I have no doubt you are a good provider and that you will ultimately be successful. Those who are smarter than their peers have a hard time for reasons that don't always seem to make sense; one reason is that you choose to make (not inaccurate) points at inappropriate times.
This thread is about sharing experiences at a time when people have a lot to learn... You chose to (seemingly) question the actions of the contributor... This comes across as a ****-move and makes a new member hesitant to post further. While we all need thick skin to survive in this field, your comment came across as abrasive rather than helpful.
Just my opinion and I am open to being wrong... If you lived closer I'd buy you a beer and we'd sort it out. [emoji482]
While I appreciate the defense and comradery, I have a thick enough skin. Got my start in an old timers FD/EMS squad.
That being said to DesertEMT, your reply in questioning how I provided the care I did, tended to lean towards the attack-like side, questioning why I worked an obviously dead patient.
In my humble opinion, I don't transport dead bodies, instead I prefer to attempt to resuscitate on scene and if fail, secure. In this case the patient was loaded, and the BLS crew was working him. Also the brain matter that was showing was minimal, so I wouldn't necessarily refer to it as injuries that are incompatible with life. The lacerations were each about 2 inches in length, and about a quarter to half inch in width, and had cracked through the skull.

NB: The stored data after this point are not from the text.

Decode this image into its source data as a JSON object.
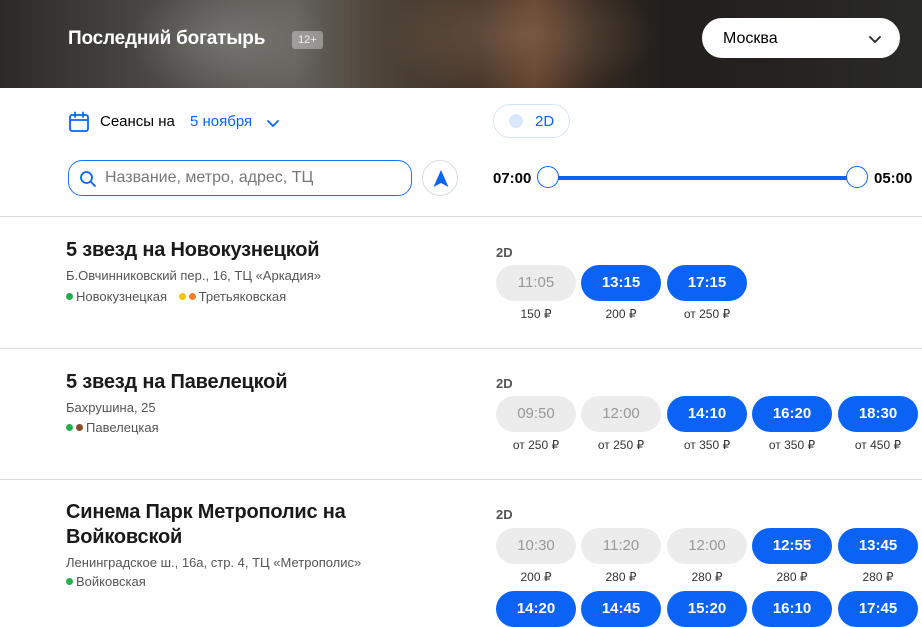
{
  "header": {
    "movie_title": "Последний богатырь",
    "age_rating": "12+",
    "city": "Москва"
  },
  "filters": {
    "sessions_label": "Сеансы на",
    "date": "5 ноября",
    "format": "2D",
    "search_placeholder": "Название, метро, адрес, ТЦ",
    "time_from": "07:00",
    "time_to": "05:00"
  },
  "colors": {
    "accent": "#0a63f5",
    "disabled": "#ececec"
  },
  "cinemas": [
    {
      "name": "5 звезд на Новокузнецкой",
      "address": "Б.Овчинниковский пер., 16, ТЦ «Аркадия»",
      "metros": [
        {
          "name": "Новокузнецкая",
          "colors": [
            "#1fb14a"
          ]
        },
        {
          "name": "Третьяковская",
          "colors": [
            "#f5c400",
            "#f57f26"
          ]
        }
      ],
      "format": "2D",
      "sessions": [
        {
          "time": "11:05",
          "price": "150 ₽",
          "available": false
        },
        {
          "time": "13:15",
          "price": "200 ₽",
          "available": true
        },
        {
          "time": "17:15",
          "price": "от 250 ₽",
          "available": true
        }
      ]
    },
    {
      "name": "5 звезд на Павелецкой",
      "address": "Бахрушина, 25",
      "metros": [
        {
          "name": "Павелецкая",
          "colors": [
            "#1fb14a",
            "#8b4a2b"
          ]
        }
      ],
      "format": "2D",
      "sessions": [
        {
          "time": "09:50",
          "price": "от 250 ₽",
          "available": false
        },
        {
          "time": "12:00",
          "price": "от 250 ₽",
          "available": false
        },
        {
          "time": "14:10",
          "price": "от 350 ₽",
          "available": true
        },
        {
          "time": "16:20",
          "price": "от 350 ₽",
          "available": true
        },
        {
          "time": "18:30",
          "price": "от 450 ₽",
          "available": true
        }
      ]
    },
    {
      "name": "Синема Парк Метрополис на Войковской",
      "address": "Ленинградское ш., 16а, стр. 4, ТЦ «Метрополис»",
      "metros": [
        {
          "name": "Войковская",
          "colors": [
            "#1fb14a"
          ]
        }
      ],
      "format": "2D",
      "sessions": [
        {
          "time": "10:30",
          "price": "200 ₽",
          "available": false
        },
        {
          "time": "11:20",
          "price": "280 ₽",
          "available": false
        },
        {
          "time": "12:00",
          "price": "280 ₽",
          "available": false
        },
        {
          "time": "12:55",
          "price": "280 ₽",
          "available": true
        },
        {
          "time": "13:45",
          "price": "280 ₽",
          "available": true
        },
        {
          "time": "14:20",
          "price": "",
          "available": true
        },
        {
          "time": "14:45",
          "price": "",
          "available": true
        },
        {
          "time": "15:20",
          "price": "",
          "available": true
        },
        {
          "time": "16:10",
          "price": "",
          "available": true
        },
        {
          "time": "17:45",
          "price": "",
          "available": true
        }
      ]
    }
  ]
}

While there will obviously be heavy infection, and the patient would require a long period of recovery, I don't see those injuries as incompatible with survival.

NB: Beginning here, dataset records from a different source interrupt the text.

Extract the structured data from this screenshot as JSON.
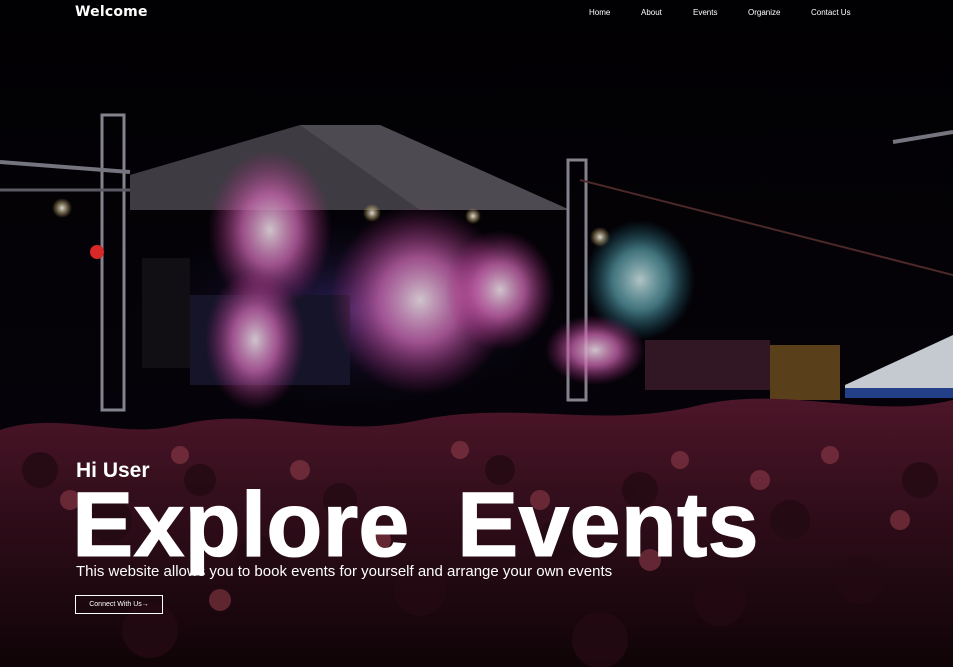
{
  "header": {
    "brand": "Welcome",
    "nav": [
      {
        "label": "Home"
      },
      {
        "label": "About"
      },
      {
        "label": "Events"
      },
      {
        "label": "Organize"
      },
      {
        "label": "Contact Us"
      }
    ]
  },
  "hero": {
    "greeting": "Hi User",
    "headline_part1": "Explore",
    "headline_part2": "Events",
    "description": "This website allows you to book events for yourself and arrange your own events",
    "cta_label": "Connect With Us→"
  },
  "colors": {
    "text": "#ffffff",
    "background": "#050307"
  }
}
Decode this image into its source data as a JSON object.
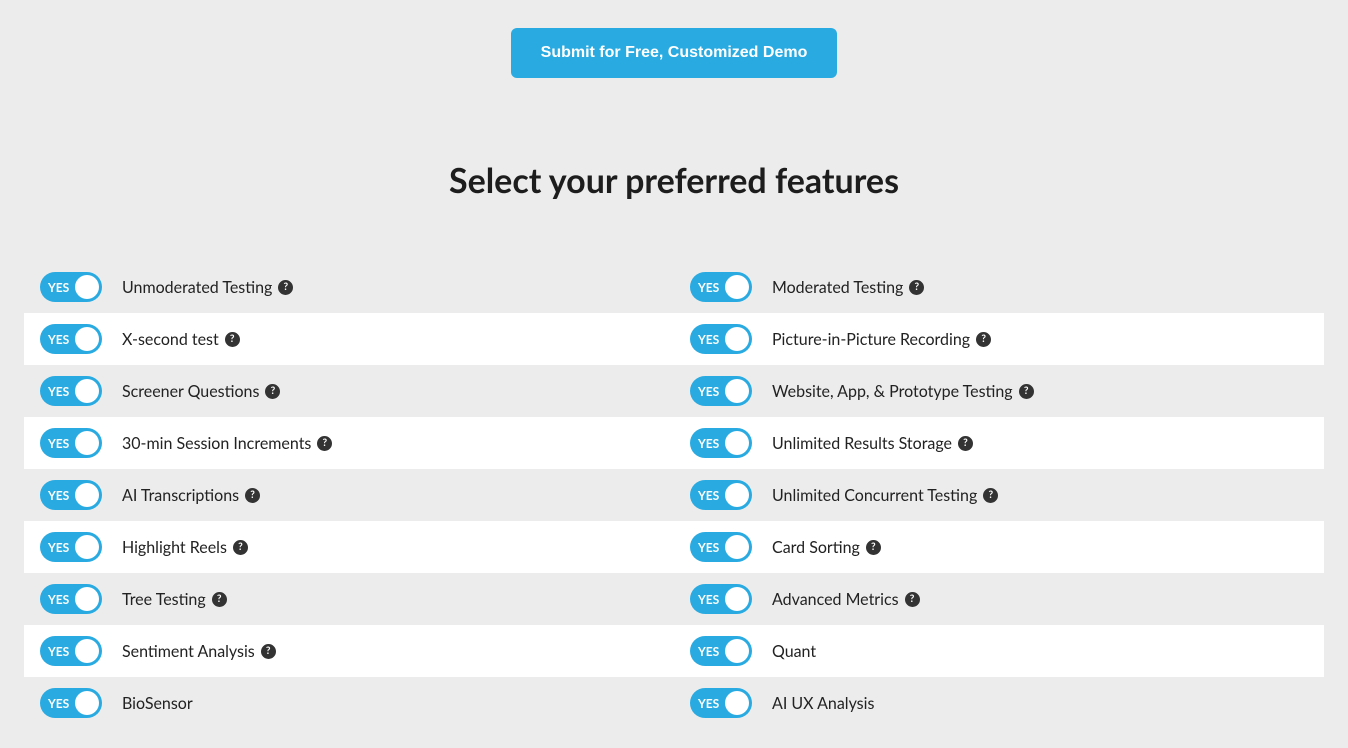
{
  "submit_label": "Submit for Free, Customized Demo",
  "heading": "Select your preferred features",
  "toggle_on_text": "YES",
  "help_glyph": "?",
  "features": {
    "left": [
      {
        "label": "Unmoderated Testing",
        "help": true
      },
      {
        "label": "X-second test",
        "help": true
      },
      {
        "label": "Screener Questions",
        "help": true
      },
      {
        "label": "30-min Session Increments",
        "help": true
      },
      {
        "label": "AI Transcriptions",
        "help": true
      },
      {
        "label": "Highlight Reels",
        "help": true
      },
      {
        "label": "Tree Testing",
        "help": true
      },
      {
        "label": "Sentiment Analysis",
        "help": true
      },
      {
        "label": "BioSensor",
        "help": false
      }
    ],
    "right": [
      {
        "label": "Moderated Testing",
        "help": true
      },
      {
        "label": "Picture-in-Picture Recording",
        "help": true
      },
      {
        "label": "Website, App, & Prototype Testing",
        "help": true
      },
      {
        "label": "Unlimited Results Storage",
        "help": true
      },
      {
        "label": "Unlimited Concurrent Testing",
        "help": true
      },
      {
        "label": "Card Sorting",
        "help": true
      },
      {
        "label": "Advanced Metrics",
        "help": true
      },
      {
        "label": "Quant",
        "help": false
      },
      {
        "label": "AI UX Analysis",
        "help": false
      }
    ]
  }
}
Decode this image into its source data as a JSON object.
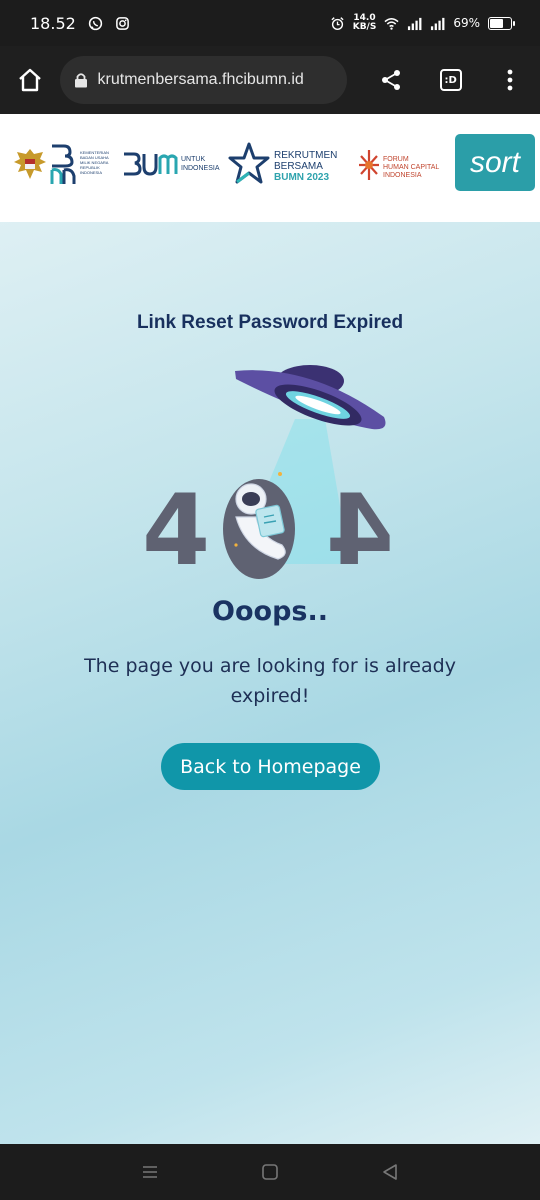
{
  "status_bar": {
    "time": "18.52",
    "net_speed_value": "14.0",
    "net_speed_unit": "KB/S",
    "battery_percent": "69%",
    "battery_level": 0.69,
    "icons": [
      "whatsapp-icon",
      "instagram-icon",
      "alarm-icon",
      "wifi-icon",
      "signal-icon",
      "signal-icon",
      "battery-icon"
    ]
  },
  "browser": {
    "url": "krutmenbersama.fhcibumn.id",
    "tab_label": ":D",
    "icons": [
      "home-icon",
      "lock-icon",
      "share-icon",
      "tab-switcher-icon",
      "more-vert-icon"
    ]
  },
  "logos": {
    "kementerian_text": "KEMENTERIAN BADAN USAHA MILIK NEGARA REPUBLIK INDONESIA",
    "bumn_untuk": "UNTUK",
    "bumn_indonesia": "INDONESIA",
    "rekrutmen_line1": "REKRUTMEN",
    "rekrutmen_line2": "BERSAMA",
    "rekrutmen_line3": "BUMN 2023",
    "forum_line1": "FORUM",
    "forum_line2": "HUMAN CAPITAL",
    "forum_line3": "INDONESIA",
    "sort_label": "sort"
  },
  "main": {
    "heading": "Link Reset Password Expired",
    "error_code": "404",
    "oops": "Ooops..",
    "message": "The page you are looking for is already expired!",
    "home_button": "Back to Homepage"
  },
  "colors": {
    "accent": "#1096a9",
    "heading": "#18305e",
    "digits": "#5f6272",
    "ufo": "#5a4e9e"
  },
  "nav_bar": {
    "icons": [
      "recents-icon",
      "home-square-icon",
      "back-triangle-icon"
    ]
  }
}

Now I would like to return the same courtesy you did to me, and discuss your first call.
The biggest point I would like to make, and this is because I have done this exact call: Why did you attempt six IVs? With a patient who wasn't breathing, I would have given no more than two IV attempts, in fact on my call, because he was Chenye-Stokes breathing, I made one attempt, and moved on to IO. The patient was showing signs of true life threatening illness, and I made the decision to get the D50 on board.
So while I am not in a place to judge you on your practice of care, and I am only doing this because you opened the door, I would like to ask you why you and your preceptor chose to take at least ten minutes to attempt 6 IVs?
Straight curiosity, and do not take this as any sort of attack.